Sedaris plugged the book An Obedient Father he recently read by a writer from India, Akhil Sharma. In describing the writer Sedaris gave the ultimate compliment- that Sharma makes writing seem so easy. He also said the book made him never want to visit India at the same time as it made him want to visit India. He explained this incongruity through a typical Sedaris anecdote- that the book begins with a woman getting bit in her stomach by a monkey and thus having to get a medically curing shot from a needle about a foot long. Sedaris said that he didn't want to go to India only to be bit by a monkey but he wanted to go there because he'd love to see someone else be bitten by a monkey.

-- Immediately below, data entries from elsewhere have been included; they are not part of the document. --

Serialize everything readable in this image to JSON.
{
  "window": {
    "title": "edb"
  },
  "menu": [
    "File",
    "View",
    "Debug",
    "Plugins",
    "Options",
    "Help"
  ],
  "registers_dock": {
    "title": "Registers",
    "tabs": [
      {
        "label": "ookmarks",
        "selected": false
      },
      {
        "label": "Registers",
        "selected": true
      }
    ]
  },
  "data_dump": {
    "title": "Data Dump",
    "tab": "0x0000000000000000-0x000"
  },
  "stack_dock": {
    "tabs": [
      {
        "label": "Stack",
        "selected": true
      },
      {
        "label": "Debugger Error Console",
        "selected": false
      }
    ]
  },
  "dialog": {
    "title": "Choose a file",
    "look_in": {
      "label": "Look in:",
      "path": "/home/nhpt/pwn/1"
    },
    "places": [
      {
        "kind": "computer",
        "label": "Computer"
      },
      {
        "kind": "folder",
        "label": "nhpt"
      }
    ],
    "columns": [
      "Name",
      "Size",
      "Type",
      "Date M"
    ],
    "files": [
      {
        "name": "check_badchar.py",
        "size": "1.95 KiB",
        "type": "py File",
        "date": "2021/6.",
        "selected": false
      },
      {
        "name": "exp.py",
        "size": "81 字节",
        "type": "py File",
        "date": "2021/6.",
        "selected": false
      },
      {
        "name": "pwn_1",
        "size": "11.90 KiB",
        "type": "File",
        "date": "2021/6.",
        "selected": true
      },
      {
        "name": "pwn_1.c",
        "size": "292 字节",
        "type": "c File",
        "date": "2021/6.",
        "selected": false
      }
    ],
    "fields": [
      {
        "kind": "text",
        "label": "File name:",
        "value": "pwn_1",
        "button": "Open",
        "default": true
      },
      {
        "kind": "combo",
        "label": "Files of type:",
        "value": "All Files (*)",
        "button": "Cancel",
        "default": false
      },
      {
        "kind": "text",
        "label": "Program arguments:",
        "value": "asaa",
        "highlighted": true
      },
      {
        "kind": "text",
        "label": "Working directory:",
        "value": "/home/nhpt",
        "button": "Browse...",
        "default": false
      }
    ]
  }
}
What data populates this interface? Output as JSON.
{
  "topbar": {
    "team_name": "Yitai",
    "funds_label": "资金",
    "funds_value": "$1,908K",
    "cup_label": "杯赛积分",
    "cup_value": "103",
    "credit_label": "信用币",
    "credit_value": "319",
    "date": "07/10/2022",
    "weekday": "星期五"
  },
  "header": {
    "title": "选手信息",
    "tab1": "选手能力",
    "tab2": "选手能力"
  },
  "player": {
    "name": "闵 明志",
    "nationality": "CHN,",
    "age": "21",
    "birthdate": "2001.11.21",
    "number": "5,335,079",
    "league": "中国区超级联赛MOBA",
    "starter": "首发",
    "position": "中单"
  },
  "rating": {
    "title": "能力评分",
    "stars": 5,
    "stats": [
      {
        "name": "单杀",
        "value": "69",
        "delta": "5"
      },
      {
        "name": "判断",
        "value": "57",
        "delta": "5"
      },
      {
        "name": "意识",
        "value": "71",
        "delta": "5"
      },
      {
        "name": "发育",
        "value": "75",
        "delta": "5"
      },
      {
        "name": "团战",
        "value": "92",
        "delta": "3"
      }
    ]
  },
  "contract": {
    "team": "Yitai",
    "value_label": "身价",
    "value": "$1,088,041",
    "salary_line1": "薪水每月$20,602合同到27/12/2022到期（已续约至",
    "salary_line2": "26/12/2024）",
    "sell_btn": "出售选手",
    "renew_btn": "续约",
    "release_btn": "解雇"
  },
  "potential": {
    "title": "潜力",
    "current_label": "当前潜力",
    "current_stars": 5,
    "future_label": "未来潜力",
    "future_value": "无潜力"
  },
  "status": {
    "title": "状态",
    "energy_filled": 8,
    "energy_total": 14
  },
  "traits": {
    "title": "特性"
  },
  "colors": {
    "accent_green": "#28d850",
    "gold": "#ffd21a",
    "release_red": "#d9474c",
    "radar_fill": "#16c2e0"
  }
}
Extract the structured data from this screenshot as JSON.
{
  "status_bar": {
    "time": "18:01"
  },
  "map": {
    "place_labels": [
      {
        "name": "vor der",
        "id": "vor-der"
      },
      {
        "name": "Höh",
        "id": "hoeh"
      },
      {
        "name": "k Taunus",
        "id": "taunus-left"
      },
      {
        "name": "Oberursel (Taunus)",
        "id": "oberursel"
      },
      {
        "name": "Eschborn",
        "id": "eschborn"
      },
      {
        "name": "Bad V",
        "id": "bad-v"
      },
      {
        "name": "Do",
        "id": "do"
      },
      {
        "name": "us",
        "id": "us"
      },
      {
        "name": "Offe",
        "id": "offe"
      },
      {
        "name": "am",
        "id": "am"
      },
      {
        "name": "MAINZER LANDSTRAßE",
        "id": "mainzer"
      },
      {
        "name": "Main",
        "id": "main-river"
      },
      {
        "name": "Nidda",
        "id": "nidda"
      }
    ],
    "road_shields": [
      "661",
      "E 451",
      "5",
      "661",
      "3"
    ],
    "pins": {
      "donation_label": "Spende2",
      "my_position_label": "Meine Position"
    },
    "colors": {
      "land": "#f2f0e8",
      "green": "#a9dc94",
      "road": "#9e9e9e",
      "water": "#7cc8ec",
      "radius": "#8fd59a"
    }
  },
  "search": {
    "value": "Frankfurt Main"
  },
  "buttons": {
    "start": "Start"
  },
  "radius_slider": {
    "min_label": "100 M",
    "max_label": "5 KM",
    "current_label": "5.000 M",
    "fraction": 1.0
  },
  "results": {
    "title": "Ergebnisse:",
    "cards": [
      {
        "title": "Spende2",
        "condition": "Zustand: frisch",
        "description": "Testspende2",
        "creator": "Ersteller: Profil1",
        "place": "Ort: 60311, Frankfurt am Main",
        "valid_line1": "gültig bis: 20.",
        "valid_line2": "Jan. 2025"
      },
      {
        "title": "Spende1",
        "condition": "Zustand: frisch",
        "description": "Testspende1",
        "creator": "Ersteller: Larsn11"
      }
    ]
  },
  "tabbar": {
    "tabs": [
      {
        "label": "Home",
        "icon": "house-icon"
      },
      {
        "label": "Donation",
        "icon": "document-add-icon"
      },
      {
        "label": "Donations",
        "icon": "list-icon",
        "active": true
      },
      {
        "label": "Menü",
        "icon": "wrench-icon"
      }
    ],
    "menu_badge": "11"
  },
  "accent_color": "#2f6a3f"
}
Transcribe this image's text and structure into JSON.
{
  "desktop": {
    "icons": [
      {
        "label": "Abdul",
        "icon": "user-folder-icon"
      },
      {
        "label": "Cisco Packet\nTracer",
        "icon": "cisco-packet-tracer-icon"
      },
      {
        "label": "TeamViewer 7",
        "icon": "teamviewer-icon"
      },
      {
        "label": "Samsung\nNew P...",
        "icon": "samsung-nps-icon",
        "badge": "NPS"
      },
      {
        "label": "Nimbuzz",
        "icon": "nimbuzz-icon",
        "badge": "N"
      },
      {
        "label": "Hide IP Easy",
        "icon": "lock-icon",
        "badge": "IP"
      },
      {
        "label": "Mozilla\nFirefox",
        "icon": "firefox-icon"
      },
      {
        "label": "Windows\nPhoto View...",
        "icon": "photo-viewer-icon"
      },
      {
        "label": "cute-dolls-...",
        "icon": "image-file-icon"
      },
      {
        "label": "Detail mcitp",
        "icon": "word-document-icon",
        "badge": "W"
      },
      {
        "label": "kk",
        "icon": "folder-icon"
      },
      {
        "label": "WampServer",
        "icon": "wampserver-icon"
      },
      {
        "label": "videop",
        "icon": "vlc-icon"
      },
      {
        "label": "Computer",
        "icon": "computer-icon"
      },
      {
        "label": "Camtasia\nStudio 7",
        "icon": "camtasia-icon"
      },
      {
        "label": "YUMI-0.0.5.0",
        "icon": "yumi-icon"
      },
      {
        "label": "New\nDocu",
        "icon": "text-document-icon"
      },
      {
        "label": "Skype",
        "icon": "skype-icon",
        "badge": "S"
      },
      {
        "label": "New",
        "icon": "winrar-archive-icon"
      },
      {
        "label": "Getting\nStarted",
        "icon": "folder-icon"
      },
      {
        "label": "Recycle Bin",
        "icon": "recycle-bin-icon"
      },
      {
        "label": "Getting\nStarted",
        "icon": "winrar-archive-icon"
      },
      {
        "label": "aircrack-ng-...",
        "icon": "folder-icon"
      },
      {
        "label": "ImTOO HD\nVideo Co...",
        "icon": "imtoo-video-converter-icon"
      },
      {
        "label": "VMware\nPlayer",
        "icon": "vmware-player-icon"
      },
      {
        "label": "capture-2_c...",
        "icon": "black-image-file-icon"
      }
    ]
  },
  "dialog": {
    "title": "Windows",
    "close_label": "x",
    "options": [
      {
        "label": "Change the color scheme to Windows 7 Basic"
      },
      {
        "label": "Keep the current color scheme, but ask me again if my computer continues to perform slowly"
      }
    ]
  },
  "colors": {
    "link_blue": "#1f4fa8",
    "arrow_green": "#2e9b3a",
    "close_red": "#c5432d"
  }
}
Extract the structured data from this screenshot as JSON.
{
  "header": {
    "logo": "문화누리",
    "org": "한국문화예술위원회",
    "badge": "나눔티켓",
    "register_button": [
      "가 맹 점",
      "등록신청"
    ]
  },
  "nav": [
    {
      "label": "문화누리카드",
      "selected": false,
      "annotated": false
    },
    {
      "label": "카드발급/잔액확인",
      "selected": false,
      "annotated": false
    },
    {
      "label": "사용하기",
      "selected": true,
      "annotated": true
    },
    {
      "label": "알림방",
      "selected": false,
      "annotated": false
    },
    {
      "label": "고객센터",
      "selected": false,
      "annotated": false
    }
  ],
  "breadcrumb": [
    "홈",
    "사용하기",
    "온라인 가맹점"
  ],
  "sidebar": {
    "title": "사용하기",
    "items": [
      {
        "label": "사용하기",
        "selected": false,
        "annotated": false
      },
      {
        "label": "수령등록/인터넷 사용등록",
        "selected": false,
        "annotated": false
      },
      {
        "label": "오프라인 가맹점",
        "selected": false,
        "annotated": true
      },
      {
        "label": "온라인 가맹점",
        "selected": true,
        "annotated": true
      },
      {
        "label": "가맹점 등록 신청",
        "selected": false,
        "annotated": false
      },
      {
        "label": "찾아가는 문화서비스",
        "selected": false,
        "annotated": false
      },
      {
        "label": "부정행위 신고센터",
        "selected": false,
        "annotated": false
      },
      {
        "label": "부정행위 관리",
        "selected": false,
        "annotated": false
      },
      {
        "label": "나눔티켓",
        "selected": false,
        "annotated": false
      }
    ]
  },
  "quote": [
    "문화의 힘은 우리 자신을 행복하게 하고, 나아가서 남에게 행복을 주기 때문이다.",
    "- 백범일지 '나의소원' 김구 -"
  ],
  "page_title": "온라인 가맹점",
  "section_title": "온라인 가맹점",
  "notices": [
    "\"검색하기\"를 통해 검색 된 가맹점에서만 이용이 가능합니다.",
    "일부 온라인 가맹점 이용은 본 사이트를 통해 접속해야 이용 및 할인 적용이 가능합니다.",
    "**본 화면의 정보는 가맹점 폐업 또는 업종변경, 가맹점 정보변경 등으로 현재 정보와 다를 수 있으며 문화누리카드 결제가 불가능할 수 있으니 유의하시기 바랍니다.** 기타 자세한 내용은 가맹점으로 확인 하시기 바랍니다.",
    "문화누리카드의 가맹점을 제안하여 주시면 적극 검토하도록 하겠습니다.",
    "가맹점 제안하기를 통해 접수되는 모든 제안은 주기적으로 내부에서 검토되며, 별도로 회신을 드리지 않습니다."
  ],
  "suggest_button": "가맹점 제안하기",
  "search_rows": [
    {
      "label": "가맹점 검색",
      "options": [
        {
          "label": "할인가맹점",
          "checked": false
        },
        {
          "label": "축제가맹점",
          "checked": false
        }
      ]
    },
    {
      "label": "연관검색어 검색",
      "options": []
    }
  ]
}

Named Time Magazine's humorist of the year in 2001, Sedaris continues to be the type of writer I wish I could be. His work is as funny as it is neurotic and it is also as insightful as it is personal. Wouldn't it be a quite the life accomplishment to make a room full of strangers not only giggle for a brief time but also inspire all those in attendance to look hard at the scary world (covered on all the cable channels!) at the same time as appreciating their own private worlds?
Another essay Sedaris read was about disagreeing in front of dinner party company with his boyfriend about a volunteer work assignment (as if the writer could get nothing else) leading the blind around the subway station. His boyfriend refused to believe that the boss/chef was the owner of a rubber hand thinking the man's hand had to be made of plastic. Sedaris dug in and said he could smell better.
The sharing of a lover's quarrel was intimate but made me appreciate the humor of one who is as funny as all get out. Lisa laughed audibly a couple of times and I cherished sharing that sound more than ever.